Lawyers for the LIA and the bank disagreed on why the prosecutor wants the paperwork, with an attorney for the Libyans saying the SFO was conducting a probe into Societe Generale. The bank’s attorney said the document request was made on behalf of U.S. investigators.
The U.K. prosecutor was working on behalf of the U.S. Justice Department, the bank’s lawyer, Sandy Phipps, told the court. "It is not the case" the bank is under investigation by the SFO.
"The SocGen defendants have long been cooperating with the DOJ," Phipps said. The SFO’s request covers documents "broadly similar to the U.S subpoena," he said.
The Justice Department has been investigating a plethora of banks, private-equity firms and hedge funds that may have violated anti-bribery laws while dealing with the LIA. The document request and any SFO interest will be an unwelcome development for Societe Generale in the case, in which a group of executives were given permission to testify in secret to avoid incriminating themselves.
Roger Masefield, a lawyer for the LIA, had said earlier Monday that there was a "pending SFO investigation."

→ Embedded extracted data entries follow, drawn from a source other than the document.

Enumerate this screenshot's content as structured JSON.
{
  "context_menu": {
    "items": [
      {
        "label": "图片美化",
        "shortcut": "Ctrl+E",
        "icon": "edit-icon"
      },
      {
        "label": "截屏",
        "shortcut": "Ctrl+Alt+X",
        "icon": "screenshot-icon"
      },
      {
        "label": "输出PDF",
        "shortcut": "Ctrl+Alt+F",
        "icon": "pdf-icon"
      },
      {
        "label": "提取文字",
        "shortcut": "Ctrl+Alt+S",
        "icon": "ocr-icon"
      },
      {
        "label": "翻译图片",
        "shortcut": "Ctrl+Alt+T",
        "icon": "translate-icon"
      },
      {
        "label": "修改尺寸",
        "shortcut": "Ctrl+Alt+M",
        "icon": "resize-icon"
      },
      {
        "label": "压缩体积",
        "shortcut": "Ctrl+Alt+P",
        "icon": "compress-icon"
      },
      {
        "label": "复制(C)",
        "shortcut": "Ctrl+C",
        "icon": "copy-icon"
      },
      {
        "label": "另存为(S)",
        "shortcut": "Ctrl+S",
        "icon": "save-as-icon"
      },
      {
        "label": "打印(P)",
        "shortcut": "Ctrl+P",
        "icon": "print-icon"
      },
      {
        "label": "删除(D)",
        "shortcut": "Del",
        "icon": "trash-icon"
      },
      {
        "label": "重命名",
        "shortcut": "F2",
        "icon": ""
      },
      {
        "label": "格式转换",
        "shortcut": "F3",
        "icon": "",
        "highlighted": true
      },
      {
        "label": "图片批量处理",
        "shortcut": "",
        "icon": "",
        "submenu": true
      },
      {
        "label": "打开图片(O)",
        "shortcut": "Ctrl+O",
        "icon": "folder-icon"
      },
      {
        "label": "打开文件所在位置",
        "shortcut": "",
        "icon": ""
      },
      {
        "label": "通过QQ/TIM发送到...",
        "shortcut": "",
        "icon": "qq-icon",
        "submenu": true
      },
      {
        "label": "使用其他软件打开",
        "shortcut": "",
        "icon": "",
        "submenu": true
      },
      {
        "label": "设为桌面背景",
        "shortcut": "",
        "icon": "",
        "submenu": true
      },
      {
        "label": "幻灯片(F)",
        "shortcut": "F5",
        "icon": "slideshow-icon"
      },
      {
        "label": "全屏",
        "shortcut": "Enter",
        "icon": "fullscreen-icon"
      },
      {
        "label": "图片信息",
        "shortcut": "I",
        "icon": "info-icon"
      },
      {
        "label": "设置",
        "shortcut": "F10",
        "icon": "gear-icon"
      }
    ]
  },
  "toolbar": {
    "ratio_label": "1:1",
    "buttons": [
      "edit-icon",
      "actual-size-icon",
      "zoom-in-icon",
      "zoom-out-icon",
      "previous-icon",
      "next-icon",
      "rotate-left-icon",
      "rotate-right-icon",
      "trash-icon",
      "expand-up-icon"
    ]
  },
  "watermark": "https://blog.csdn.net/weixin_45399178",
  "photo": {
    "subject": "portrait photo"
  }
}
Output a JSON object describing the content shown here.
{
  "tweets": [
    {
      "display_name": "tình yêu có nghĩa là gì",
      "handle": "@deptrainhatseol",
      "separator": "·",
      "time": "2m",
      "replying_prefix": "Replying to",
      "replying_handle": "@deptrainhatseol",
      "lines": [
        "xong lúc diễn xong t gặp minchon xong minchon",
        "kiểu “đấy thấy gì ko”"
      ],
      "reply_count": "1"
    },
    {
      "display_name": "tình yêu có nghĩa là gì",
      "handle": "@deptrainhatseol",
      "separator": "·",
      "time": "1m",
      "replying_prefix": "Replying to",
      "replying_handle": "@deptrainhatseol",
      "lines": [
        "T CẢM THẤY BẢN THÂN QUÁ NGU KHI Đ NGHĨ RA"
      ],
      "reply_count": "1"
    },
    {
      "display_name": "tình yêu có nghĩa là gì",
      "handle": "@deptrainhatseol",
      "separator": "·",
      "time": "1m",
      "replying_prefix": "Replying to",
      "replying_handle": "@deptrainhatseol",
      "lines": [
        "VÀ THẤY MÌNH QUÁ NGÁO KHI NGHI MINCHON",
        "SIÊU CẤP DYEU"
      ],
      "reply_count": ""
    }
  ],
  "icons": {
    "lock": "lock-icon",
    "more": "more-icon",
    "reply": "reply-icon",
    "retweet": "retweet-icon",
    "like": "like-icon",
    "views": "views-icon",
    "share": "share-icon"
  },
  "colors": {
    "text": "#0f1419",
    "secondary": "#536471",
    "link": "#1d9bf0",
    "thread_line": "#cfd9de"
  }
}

"My understanding is that the SFO wishes the SocGen defendants to hand over various categories of documents by 8 June 2017, including all those that have come into SocGen’s possession as a result of these proceedings," Masefield said.
Lack of Caution
Spokespeople for Societe Generale and the SFO declined to comment. Societe Generale apologized to the LIA and said it regretted the “lack of caution” of some of its employees, when it settled the matter this month.½
Peter Carr, a Justice Department spokesman, declined to comment.
The lender and LIA settled their legal dispute, involving five transactions between 2007 and 2009, hours before a civil trial was to start this month.
The U.K. prosecutor’s request emerged at a hearing scheduled to discuss what should happen with the thousands of documents generated for the vacated trial and the identification of those people who would have testified anonymously. Masefield said the “confidentiality club” had grown to 150 individuals from 20 over the two-year period before the trial.
"We have moved from tens of documents to tens of thousands of documents being part of the confidentiality club," Masefield said. An SFO representative attending the hearing didn’t participate in the discussions.
The Libyan case hinged on a $58.4 million payment made by Societe Generale to a businessman named Walid Al-Giahmi to secure investment deals. The LIA, which manages Libya’s oil profits and has assets of more than $60 billion, sought to claim losses of about $1.5 billion. The group alleged the payment was a bribe, making the trades invalid. The bank had denied wrongdoing, saying the money was for introductory services and market research.
A similar lawsuit against Goldman Sachs Group Inc. from the LIA -- that dealt with allegations of undue influence instead of bribery -- was thrown out six months ago after a long trial in London.
(A previous version of this story was corrected to fix the name of the LIA attorney.)